Suppose I have a random sample of data collected every 1 minute for a month. 假设我每个月每1分钟收集一次随机数据样本。 Then suppose I want to use pandas to analyze this data as a function of the time of day, and see the differences between a weekend and weekday. 然后,假设我想使用pandas根据一天中的时间分析此数据,并查看周末和工作日之间的差异。 I can do this in pandas if my index is a DateTimeIndex by calculating the time of day as a 0-1 decimal value, manually binning the results in intervals of 10 minutes (or whatever) and then plotting the results using the bins column to actually calculate averages over the time intervals of the day, and then manually setting my tick positions and labels into something understandable. 如果我的索引是DateTimeIndex ,我可以在pandas执行此操作,方法是将一天中的时间计算为0-1十进制值,以10分钟(或类似时间)的间隔手动将结果进行分bins ,然后使用bins列将结果绘制为实际值计算一天的时间间隔内的平均值,然后手动将我的刻度位置和标签设置为可以理解的值。
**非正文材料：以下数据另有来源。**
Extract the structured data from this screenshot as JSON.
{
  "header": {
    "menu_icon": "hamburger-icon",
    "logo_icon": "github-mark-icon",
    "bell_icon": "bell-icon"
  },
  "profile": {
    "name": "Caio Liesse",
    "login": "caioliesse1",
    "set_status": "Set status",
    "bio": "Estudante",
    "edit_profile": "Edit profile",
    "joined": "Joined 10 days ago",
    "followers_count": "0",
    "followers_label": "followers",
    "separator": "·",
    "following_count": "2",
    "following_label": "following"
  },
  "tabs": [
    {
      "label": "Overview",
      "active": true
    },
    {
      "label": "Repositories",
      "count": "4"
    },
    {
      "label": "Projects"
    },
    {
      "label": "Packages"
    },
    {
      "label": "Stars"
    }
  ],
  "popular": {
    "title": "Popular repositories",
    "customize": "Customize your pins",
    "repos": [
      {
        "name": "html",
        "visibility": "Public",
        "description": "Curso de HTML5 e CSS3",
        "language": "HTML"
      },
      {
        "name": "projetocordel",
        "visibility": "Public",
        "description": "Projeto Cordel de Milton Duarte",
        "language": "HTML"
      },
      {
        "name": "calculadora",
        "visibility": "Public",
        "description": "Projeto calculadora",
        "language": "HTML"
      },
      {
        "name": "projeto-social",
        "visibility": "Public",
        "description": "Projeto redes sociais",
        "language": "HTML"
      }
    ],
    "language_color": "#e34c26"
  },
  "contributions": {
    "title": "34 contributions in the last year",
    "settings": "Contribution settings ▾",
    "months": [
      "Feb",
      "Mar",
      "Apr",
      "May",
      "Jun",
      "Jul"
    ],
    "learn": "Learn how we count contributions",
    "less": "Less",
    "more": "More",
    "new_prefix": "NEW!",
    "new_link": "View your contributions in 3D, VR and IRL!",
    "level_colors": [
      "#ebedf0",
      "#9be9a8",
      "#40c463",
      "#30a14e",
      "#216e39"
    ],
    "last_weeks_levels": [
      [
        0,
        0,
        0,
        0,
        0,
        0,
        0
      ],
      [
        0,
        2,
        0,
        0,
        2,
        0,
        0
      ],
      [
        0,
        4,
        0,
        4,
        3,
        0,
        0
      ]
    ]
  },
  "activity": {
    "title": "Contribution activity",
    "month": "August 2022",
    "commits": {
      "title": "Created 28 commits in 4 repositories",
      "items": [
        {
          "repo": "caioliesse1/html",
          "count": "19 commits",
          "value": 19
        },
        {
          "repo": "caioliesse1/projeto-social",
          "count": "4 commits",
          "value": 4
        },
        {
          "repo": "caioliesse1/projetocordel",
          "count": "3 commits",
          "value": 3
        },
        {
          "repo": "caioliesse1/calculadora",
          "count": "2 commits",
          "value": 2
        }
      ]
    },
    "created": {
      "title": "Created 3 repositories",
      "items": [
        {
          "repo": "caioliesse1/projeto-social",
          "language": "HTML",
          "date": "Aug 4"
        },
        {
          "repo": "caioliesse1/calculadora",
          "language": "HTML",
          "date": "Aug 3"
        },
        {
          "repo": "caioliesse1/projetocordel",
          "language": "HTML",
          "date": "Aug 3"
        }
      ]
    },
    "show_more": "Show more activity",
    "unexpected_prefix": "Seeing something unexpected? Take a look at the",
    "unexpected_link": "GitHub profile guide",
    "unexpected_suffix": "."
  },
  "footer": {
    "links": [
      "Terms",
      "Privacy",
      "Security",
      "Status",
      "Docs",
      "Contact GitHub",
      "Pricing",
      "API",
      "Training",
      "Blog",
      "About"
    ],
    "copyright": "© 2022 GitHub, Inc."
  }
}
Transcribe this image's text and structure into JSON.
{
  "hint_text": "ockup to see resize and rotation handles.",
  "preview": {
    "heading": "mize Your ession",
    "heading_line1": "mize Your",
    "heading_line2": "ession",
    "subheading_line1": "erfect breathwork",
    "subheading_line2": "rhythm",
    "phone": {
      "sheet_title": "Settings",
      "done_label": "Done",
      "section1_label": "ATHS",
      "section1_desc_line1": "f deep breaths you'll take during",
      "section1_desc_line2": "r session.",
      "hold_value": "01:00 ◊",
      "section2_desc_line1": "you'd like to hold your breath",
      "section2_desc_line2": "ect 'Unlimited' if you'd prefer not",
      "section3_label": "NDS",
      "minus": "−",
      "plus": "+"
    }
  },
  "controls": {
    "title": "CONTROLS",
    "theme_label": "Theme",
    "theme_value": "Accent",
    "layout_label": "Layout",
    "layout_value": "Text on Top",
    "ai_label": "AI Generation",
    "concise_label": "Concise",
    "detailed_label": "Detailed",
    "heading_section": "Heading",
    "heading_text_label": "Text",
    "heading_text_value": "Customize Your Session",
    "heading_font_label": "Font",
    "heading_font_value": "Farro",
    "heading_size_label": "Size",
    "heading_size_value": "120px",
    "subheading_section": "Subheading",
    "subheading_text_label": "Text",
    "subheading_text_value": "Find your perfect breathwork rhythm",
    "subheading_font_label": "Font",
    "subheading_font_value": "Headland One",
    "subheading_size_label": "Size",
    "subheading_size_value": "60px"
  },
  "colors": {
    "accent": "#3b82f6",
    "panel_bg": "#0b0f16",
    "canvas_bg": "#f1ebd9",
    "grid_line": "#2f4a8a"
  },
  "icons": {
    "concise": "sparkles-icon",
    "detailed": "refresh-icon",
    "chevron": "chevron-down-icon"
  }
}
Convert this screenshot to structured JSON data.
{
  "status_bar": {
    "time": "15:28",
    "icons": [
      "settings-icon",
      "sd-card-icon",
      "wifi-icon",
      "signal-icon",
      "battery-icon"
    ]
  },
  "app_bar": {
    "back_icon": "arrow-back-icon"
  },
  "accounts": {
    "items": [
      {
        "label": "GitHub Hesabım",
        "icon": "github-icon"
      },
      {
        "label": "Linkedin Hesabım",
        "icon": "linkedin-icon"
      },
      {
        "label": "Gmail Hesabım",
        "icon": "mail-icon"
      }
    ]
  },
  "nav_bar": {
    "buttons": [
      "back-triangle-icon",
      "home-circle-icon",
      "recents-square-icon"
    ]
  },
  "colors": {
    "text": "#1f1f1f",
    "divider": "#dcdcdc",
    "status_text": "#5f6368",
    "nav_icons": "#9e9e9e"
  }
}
However, this feels a little bit hacky and I am wondering if there are built-in pandas functions to achieve this same kind of analysis. 但是,这感觉有点棘手,我想知道是否有内置的熊猫函数来实现这种分析。 I haven't been able to find them so far. 到目前为止,我还没有找到它们。

dates = pd.date_range(start='2018-10-01', end='2018-11-01', freq='min')
vals = np.random.rand(len(dates))
df = pd.DataFrame(data={'dates': dates, 'vals': vals})
df.set_index('dates', inplace=True)

# set up a column to make the time of day a value from 0 to 1
df['day_fraction'] = (df.index.hour + df.index.minute / 60) / 24

# bin the time of day to analyze data during 10 minute intervals
df['day_bins'] = df['day_fraction'] - df['day_fraction'] % (1 / 24 / 6)

ax = df.plot('day_fraction', 'vals', marker='o', color='pink', alpha=0.05, label='')
df.groupby('day_bins')['vals'].mean().plot(ax=ax, label='average')
df[df.index.weekday < 5].groupby('day_bins')['vals'].mean().plot(ax=ax, label='weekday average')
df[df.index.weekday >= 5].groupby('day_bins')['vals'].mean().plot(ax=ax, label='weekend average')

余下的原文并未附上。